A detective constable who played a key role in the historic sex abuse cases involving former Altrincham teachers Alan Morris and Fred Talbot has this week retired after 30 years on the beat.
Nicola Graham, who was based at Altrincham Police Station, was until yesterday the longest serving police officer in Trafford, and “by a long stretch” the longest serving female police officer.
A former Altrincham Grammar schoolgirl and South Trafford College student, she has spent her life in Altrincham and the vast majority of her career in uniform was spent at the police HQ on Barrington Road.
The 52-year-old, who has a 20-year-old son, described her three decades with the force – she retired after exactly 30 years – as “amazing”.
“I’ve been on a rollercoaster for the last few weeks,” she said. “It’s really weird – one minute you’re a hard-working detective and the next you’re a retired cop.
“I’ll miss the friends, the people and the camaraderie, and I’ll also miss the rewarding satisfaction when you’re in court and you get a guilty verdict. You can’t replace that moment. But other than that, I’m ready for a rest!”

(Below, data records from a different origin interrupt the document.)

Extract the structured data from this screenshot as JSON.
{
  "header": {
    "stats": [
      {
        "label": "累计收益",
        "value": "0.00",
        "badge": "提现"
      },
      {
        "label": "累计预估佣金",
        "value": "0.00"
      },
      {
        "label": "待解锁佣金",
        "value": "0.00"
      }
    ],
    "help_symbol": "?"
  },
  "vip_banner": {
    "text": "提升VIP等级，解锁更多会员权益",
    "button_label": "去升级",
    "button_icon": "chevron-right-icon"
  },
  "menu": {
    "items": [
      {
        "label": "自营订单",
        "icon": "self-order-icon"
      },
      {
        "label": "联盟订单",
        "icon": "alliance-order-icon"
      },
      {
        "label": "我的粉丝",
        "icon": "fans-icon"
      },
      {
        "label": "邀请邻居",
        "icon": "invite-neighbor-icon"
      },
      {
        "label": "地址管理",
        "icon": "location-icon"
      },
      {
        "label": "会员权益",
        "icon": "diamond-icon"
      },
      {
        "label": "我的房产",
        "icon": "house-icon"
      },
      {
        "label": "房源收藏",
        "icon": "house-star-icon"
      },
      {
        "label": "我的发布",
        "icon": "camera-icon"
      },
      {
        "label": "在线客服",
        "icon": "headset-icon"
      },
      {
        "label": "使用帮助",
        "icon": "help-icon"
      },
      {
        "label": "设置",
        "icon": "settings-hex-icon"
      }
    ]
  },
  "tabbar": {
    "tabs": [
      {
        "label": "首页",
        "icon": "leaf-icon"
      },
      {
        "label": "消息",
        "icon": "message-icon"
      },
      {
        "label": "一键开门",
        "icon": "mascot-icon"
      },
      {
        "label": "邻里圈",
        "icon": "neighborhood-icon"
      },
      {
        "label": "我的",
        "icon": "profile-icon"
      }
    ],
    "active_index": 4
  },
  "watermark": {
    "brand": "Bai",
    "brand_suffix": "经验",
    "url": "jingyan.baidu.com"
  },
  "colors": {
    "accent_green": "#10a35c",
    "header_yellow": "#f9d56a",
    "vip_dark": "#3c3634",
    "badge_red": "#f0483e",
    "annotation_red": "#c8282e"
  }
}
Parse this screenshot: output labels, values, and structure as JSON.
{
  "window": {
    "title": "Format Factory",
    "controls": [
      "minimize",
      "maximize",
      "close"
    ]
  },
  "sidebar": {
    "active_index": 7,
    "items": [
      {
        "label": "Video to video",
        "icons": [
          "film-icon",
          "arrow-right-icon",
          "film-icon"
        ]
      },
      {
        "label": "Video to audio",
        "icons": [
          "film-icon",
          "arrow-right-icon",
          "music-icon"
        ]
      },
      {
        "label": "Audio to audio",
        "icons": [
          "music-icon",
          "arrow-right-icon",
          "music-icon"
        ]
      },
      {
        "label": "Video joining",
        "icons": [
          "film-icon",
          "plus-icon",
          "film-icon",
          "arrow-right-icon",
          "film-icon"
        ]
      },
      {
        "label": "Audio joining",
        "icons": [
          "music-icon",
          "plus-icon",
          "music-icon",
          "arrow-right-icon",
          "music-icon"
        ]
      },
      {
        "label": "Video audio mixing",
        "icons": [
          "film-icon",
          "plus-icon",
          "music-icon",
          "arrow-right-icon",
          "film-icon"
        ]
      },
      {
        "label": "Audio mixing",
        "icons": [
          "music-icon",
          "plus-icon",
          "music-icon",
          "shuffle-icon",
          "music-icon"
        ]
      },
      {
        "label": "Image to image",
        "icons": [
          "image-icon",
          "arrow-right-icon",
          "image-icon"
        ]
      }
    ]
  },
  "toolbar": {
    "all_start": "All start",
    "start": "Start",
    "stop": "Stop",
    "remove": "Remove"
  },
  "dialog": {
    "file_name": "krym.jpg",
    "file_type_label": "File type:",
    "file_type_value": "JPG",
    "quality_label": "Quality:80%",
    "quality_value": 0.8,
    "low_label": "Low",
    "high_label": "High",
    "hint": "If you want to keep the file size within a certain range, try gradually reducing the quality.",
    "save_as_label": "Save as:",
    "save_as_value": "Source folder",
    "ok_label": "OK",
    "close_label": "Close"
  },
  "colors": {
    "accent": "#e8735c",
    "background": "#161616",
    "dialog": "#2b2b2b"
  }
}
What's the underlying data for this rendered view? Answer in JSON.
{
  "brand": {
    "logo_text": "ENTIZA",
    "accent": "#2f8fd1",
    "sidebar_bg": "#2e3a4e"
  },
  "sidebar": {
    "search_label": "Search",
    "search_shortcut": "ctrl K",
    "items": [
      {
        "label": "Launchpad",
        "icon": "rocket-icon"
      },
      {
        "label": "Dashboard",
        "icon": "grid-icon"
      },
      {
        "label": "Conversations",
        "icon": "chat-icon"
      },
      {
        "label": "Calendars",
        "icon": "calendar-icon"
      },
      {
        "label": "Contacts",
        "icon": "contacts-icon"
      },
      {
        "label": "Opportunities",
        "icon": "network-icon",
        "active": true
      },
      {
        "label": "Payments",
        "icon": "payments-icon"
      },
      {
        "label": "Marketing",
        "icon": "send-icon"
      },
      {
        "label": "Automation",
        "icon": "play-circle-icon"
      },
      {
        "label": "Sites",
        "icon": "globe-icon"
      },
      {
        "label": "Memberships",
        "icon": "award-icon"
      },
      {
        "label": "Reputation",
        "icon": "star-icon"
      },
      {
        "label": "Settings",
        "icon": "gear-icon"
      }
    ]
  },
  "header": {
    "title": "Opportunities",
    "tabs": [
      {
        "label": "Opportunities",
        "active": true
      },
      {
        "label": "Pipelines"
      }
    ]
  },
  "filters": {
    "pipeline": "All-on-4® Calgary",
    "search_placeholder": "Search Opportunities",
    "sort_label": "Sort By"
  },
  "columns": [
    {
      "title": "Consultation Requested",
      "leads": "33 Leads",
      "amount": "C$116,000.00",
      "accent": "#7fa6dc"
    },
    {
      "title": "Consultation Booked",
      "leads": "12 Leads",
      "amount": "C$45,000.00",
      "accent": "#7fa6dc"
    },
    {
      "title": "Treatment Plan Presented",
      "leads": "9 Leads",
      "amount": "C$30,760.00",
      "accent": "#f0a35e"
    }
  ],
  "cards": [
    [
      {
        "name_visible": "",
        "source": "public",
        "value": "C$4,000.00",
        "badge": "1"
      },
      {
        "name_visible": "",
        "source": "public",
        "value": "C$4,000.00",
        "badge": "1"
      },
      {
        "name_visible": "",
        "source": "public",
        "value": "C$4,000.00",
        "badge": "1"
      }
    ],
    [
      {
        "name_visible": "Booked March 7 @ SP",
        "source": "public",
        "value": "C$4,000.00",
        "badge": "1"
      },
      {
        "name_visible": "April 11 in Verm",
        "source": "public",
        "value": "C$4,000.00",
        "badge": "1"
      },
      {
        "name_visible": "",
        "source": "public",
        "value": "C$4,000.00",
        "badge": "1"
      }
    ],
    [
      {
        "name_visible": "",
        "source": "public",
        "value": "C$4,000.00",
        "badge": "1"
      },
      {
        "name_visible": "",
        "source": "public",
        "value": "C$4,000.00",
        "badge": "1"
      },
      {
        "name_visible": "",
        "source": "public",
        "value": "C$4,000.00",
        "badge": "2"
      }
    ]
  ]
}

She says the highlight of her career has been the last 13 years working in Trafford’s Child Protection Unit, during which time she has worked on high-profile historic abuse cases.
Among them was the case involving Alan Morris, the former chemistry teacher at St Ambrose College in Hale Barns, who was jailed for nine years in 2014 after a prosecution case that was so extensive it had to be split into three trials.
“They were very close to my heart because the people involved were in my peer group as I was at school at the same time,” she said.
Journalist David Nolan, who forfeited his right to give evidence in order to make a documentary about the trial, worked closely with DC Graham and said her involvement was instrumental.
He said: “The St Ambrose case was a very difficult investigation and I’m not sure that Alan Morris would be behind bars now if it hadn’t been for Nicola. I think a lot of the ex-pupils might not have given evidence had it not been for her kindness and sympathy towards them.
“She lived every moment of that case alongside them. I was with Nicola when the verdict was read out. She was in tears. You don’t expect that from a detective do you? It shows how much she cares.”
DC Graham, who has worked full time throughout and only took 13 weeks off for maternity leave when she had her son, now 20, said she hoped she had brought a “passion for justice and a willingness to go that extra mile for people”. “But I hope I’ve brought a sense of humour too.”